The RSS (Regional Security System) has proven useful in disaster response and limited law enforcement cooperation, but its reach is uneven. Not all CARICOM nations participate, and coordination with major regional stakeholders . When crises erupt, response is too often bureaucratic and reactive rather than swift and coordinated.

Political unwillingness is the underlying issue. Security cooperation demands transparency and shared sovereignty, two things many Caribbean governments have resisted for fear of exposing internal weaknesses. This reluctance turns regional cooperation into window dressing. Instead of pooling resources and intelligence, too many states cling to national pride while criminals operate as a unified regional force.

Added to this is CARICOM’s silence on cross-border incidents, such as Venezuelan forces shooting at or abducting Trinidadian fishermen. These are not isolated events — they’re challenges to regional sovereignty. Yet CARICOM offers platitudes instead of policy. That inaction sends a dangerous signal to both our neighbours and our citizens.

The truth is, CARICOM has the right frameworks but no momentum. IMPACS and the RSS should be engines for active collaboration; instead, they’ve become bureaucratic checkpoints. Reports are written, meetings are held, but criminals aren’t reading policy communiqués ; they’re exploiting our hesitation.

For CARICOM to matter, it must move beyond talk and adopt a practical approach:

Establish real-time intelligence and threat-sharing systems among member states.

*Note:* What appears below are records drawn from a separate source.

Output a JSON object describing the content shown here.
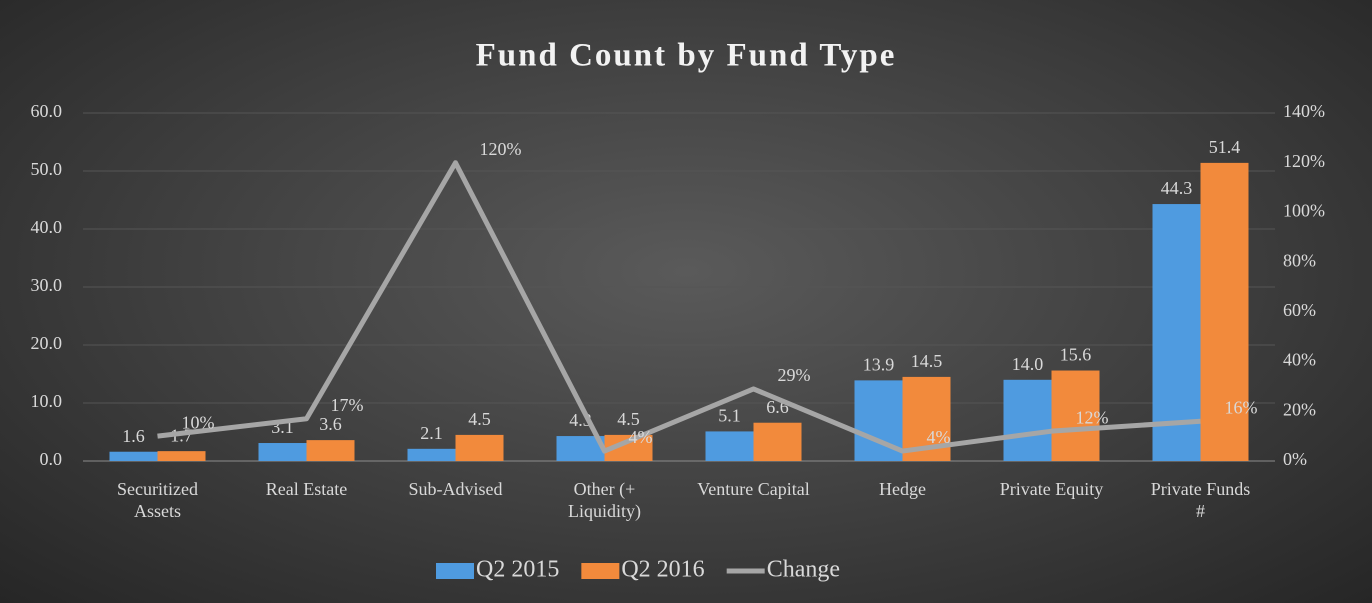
{
  "chart_data": {
    "type": "bar-line",
    "title": "Fund Count by Fund Type",
    "categories": [
      "Securitized\nAssets",
      "Real Estate",
      "Sub-Advised",
      "Other (+\nLiquidity)",
      "Venture Capital",
      "Hedge",
      "Private Equity",
      "Private Funds\n#"
    ],
    "series": [
      {
        "name": "Q2 2015",
        "type": "bar",
        "color": "#4f9be0",
        "values": [
          1.6,
          3.1,
          2.1,
          4.3,
          5.1,
          13.9,
          14.0,
          44.3
        ],
        "value_labels": [
          "1.6",
          "3.1",
          "2.1",
          "4.3",
          "5.1",
          "13.9",
          "14.0",
          "44.3"
        ]
      },
      {
        "name": "Q2 2016",
        "type": "bar",
        "color": "#f28a3c",
        "values": [
          1.7,
          3.6,
          4.5,
          4.5,
          6.6,
          14.5,
          15.6,
          51.4
        ],
        "value_labels": [
          "1.7",
          "3.6",
          "4.5",
          "4.5",
          "6.6",
          "14.5",
          "15.6",
          "51.4"
        ]
      },
      {
        "name": "Change",
        "type": "line",
        "axis": "y2",
        "color": "#a6a6a6",
        "values": [
          10,
          17,
          120,
          4,
          29,
          4,
          12,
          16
        ],
        "value_labels": [
          "10%",
          "17%",
          "120%",
          "4%",
          "29%",
          "4%",
          "12%",
          "16%"
        ]
      }
    ],
    "ylim": [
      0,
      60
    ],
    "yticks": [
      {
        "value": 0,
        "label": "0.0"
      },
      {
        "value": 10,
        "label": "10.0"
      },
      {
        "value": 20,
        "label": "20.0"
      },
      {
        "value": 30,
        "label": "30.0"
      },
      {
        "value": 40,
        "label": "40.0"
      },
      {
        "value": 50,
        "label": "50.0"
      },
      {
        "value": 60,
        "label": "60.0"
      }
    ],
    "y2lim": [
      0,
      140
    ],
    "y2ticks": [
      {
        "value": 0,
        "label": "0%"
      },
      {
        "value": 20,
        "label": "20%"
      },
      {
        "value": 40,
        "label": "40%"
      },
      {
        "value": 60,
        "label": "60%"
      },
      {
        "value": 80,
        "label": "80%"
      },
      {
        "value": 100,
        "label": "100%"
      },
      {
        "value": 120,
        "label": "120%"
      },
      {
        "value": 140,
        "label": "140%"
      }
    ],
    "grid": true,
    "legend": "bottom"
  }
}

Commit to joint maritime operations that secure trade routes and deter criminal trafficking.

Enforce transparency and accountability in national reporting on arms seizures, drug movement, and corruption.

And now, the challenge: CARICOM leaders must stop running from measurable commitments. I call for the next CARICOM Heads of Government meeting to produce a Regional Security Accountability Plan, one with clear deadlines, publicly available metrics, and follow-up audits reported to the Caribbean people. Let citizens see the data. Let us judge progress by outcomes, not announcements.

For too long, Caribbean governments have asked their people for patience while delivering platitudes. The region no longer has that luxury. Every delay strengthens criminal networks and weakens public faith. If CARICOM cannot rise to this task, criminals will, and other nations will; that will be the organization’s greatest failure.

Sarge...

Thu, Oct 30, '25 at 11:45 AM

Time for Titland to go it alone

Thu, Oct 30, '25 at 1:52 PM

The vulnarabilty of the borders in TnT was recognized long ago, when energy prices were high and the country was relatively "oil rich".


The Manning regime had spent billions on security apparatus.

As soon as STDstones goddess Kamla was elected she dismantled this.


Remember her statements and actions? E.g.

Prime Minister Kamla Persad-Bissessar says Government will receive a refund of $1.5 billion after British shipbuilders BAE Systems Surface Ships' failure to deliver three offshore patrol vessels (OPVs) on time
She said the country could not afford the costs to maintain the vessels which were close to $500 million a year. "Do we need three OPVs? The country is not at war out in the seas. The country is at war on the ground, in our streets and in the towns and within Trinidad and Tobago...

This was the wisdom coming from STDstones' Queen. She then disabled aerial survaillance security Blimps, ridiculing them, then personally appointing an entry level technician (Rismi Ramnarine) as head of the SSA. M uch later she apologised for this incredible "blunder".